Showing posts with label paper towns. Show all posts
Showing posts with label paper towns. Show all posts

Thursday, July 8

Looking For Alaska by John Green

After reading John Green's Paper Towns, I definitely wanted to try his debut novel- Looking For Alaska. Typically, I am not interested in books filled with depravity and this one had it all- drinking, smoking, sex, and reckless pranks. However, what pulled me into this book was its intellectual and articulate ease, especially its deep philosophical basis. Miles Halter knows countless peoples' last words- what he doesn't know is how to have fun, make friends, and live life to the fullest at home. He leaves to go to Culver Creek, a boarding school, in order to find what the dying poet Francois Rabelais called the "Great Perhaps." Miles finally learns how to experience life with help from his roommate Chip and his clever, beautiful, self-destructive friend, Alaska.

K.L. Going described Looking For Alaska:
"John Green has written a powerful novel-one that plunges headlong into the labyrinth of life, love, and the mysteries of being human. This is a book that will touch your life, so don't read it sitting down. Stand up, and take a step into the Great Perhaps."

This was the type of book that had me thinking about it days later. Although, I would not do even half of the crazy things that these characters experienced, their thirst for life made me think about how I could make my life a bit less predictable and unexpected.

"Sometimes you lose a battle. But mischief always wins the war."

Monday, January 4

Paper Towns

Paper Towns by John Green is book about the imagination, curiosity, high school stereotypes that can be broken, young adventures, and Walt Whitman. Quentin Jacobsen has always admired his next door neighbor, Margo Roth Spiegelman from afar, until the girl that he has always imagined and fantasized about shows up at his window dressed like a ninja, ready to take him on her latest adventure. It is the bes night of his life and he cannot wait for the morning when life will be different after his night with Margo. But she has disappeared.

Quentin discovers countless clues that she left for him to find.
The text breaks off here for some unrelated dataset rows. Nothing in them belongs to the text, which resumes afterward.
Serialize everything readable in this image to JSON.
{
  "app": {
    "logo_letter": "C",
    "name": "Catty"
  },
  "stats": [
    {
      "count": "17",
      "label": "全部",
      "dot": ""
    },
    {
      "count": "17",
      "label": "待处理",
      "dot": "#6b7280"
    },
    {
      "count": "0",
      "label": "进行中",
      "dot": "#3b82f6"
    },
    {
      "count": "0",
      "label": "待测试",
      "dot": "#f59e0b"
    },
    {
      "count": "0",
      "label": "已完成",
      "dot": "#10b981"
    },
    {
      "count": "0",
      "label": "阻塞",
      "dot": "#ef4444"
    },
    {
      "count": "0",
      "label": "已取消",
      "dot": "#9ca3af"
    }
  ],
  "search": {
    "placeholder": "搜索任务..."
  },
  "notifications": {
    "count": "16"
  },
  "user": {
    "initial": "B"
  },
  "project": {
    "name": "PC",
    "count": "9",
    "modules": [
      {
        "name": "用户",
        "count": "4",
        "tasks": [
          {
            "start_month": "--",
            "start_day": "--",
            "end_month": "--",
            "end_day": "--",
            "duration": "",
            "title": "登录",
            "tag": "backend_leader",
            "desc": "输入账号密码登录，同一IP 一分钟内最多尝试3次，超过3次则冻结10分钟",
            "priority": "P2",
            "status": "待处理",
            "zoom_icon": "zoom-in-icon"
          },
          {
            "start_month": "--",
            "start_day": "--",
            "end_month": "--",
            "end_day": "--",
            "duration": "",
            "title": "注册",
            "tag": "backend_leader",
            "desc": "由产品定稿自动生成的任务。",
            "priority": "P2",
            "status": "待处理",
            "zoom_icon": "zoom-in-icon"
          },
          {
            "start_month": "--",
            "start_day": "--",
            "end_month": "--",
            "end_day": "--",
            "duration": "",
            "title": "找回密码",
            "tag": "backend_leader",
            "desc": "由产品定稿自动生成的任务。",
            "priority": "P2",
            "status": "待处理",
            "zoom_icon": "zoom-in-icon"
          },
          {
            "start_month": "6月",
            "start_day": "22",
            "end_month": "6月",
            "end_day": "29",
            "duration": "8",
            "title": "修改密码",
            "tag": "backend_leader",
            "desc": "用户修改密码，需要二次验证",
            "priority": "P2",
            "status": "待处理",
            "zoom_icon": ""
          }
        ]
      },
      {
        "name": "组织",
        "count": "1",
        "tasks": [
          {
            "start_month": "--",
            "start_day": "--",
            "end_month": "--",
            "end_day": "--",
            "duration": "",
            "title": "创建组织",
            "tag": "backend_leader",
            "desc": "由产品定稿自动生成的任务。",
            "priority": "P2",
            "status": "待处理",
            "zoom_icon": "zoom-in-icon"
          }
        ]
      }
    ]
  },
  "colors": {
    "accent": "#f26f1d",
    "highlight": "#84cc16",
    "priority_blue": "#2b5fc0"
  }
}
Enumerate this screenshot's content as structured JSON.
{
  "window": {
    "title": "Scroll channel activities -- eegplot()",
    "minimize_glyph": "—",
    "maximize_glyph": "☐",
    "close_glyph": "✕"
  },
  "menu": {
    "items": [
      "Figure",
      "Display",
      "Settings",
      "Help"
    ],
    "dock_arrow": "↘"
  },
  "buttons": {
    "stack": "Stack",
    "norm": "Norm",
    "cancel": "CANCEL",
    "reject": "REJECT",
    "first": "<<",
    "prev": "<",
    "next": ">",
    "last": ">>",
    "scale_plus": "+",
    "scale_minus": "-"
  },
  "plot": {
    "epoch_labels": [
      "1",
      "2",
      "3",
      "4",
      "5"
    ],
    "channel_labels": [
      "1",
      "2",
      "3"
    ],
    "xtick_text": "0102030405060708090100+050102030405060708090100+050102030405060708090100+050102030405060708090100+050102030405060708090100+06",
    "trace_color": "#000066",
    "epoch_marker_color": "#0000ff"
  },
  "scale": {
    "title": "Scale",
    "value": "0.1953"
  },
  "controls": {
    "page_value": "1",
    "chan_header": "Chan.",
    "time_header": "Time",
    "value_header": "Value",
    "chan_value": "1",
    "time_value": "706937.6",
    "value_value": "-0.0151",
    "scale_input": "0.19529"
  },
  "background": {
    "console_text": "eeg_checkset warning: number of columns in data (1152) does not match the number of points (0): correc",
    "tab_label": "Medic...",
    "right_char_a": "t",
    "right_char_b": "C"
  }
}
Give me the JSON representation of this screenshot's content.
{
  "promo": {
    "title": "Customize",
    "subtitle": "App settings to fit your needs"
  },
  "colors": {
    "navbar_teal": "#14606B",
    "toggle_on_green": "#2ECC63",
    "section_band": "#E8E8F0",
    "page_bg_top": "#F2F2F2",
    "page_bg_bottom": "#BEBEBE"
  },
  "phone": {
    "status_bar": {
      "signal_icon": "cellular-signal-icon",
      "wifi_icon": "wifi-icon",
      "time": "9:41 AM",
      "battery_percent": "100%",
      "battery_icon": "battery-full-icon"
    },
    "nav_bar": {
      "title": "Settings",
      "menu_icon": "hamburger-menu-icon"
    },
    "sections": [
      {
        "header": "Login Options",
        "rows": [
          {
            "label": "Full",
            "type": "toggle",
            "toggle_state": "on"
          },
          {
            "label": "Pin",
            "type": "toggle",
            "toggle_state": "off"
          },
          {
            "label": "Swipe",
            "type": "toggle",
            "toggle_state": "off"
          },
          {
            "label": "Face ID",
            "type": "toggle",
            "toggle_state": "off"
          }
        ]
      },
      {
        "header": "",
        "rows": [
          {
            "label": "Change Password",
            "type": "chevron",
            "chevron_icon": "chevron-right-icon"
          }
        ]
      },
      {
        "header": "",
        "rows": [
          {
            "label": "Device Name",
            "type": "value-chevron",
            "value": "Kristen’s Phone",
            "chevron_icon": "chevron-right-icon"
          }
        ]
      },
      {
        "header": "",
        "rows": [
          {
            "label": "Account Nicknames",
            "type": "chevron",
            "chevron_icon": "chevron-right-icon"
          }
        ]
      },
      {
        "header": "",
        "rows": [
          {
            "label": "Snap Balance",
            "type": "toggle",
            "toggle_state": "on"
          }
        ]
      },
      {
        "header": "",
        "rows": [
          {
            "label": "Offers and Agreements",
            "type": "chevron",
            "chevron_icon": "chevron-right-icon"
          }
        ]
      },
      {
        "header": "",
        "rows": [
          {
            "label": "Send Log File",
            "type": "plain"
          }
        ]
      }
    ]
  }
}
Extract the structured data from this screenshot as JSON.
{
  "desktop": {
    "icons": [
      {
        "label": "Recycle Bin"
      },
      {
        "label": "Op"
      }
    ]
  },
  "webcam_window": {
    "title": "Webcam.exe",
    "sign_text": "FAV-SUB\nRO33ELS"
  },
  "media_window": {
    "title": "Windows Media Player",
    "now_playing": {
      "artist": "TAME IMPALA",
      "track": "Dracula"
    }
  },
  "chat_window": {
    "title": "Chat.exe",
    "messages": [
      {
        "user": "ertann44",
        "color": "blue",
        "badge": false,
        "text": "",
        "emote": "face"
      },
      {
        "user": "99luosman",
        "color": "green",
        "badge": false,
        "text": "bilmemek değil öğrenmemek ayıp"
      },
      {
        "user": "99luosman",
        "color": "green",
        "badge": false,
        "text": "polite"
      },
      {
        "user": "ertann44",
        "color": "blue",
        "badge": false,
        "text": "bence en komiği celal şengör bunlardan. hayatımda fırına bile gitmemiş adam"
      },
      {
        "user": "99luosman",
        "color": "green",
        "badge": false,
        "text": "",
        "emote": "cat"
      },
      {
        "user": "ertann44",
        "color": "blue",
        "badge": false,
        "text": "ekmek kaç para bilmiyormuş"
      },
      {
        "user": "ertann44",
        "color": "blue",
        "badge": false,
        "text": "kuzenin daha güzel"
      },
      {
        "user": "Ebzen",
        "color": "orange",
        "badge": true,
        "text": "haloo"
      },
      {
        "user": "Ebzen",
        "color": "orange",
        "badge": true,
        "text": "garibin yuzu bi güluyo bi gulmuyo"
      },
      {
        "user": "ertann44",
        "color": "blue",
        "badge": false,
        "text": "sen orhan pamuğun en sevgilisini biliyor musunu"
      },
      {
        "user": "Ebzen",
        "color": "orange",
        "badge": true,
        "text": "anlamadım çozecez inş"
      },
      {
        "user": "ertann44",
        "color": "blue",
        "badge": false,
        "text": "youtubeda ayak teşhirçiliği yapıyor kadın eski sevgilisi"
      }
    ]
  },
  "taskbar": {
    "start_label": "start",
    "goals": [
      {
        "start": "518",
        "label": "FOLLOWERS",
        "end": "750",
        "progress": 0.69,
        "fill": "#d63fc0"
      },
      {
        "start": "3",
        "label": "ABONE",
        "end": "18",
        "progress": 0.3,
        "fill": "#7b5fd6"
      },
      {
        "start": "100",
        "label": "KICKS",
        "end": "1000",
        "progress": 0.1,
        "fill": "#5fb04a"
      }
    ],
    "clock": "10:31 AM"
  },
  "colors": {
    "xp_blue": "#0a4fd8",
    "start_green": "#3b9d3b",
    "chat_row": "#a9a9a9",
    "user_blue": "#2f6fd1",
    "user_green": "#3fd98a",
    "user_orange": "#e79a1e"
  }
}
He frantically tries to piece the clues together and find the girl that changed his life. Will he be able to find her, or is she just a figment of his imagination, a girl that he never really knew as well as he thought he did.

This book was witty, mysterious, and unexpected. It was a quick read that kept the reader's attention with its humor, bur also dug deeper into the emotions of the young characters. You begin to imagine Margo as this fantastic creature just as Q imagines her, but at the end, you realize along with him that she is just a regular person. I especially liked the Walt Whitman quotes throughout the book and the references to the paper towns.

"It's a paper town. I mean look at it, Q: look at all those cul-de-sacs, those streets that turn in on themselves, all the houses that were built to fall apart. All those paper people living in their paper houses, burning the future to stay warm. All the paper kids drinking beer some bum bought for them at the paper convenience store. Everyone demented with the mania of owning things. All the things paper-thin and paper-frail. And all the people, too. I've lived here for eighteen years and I have never once in my life come across anyone who cares about anything that matters."

Did Margo leave to escape the paper town? If so, did she intend for Q to follow her?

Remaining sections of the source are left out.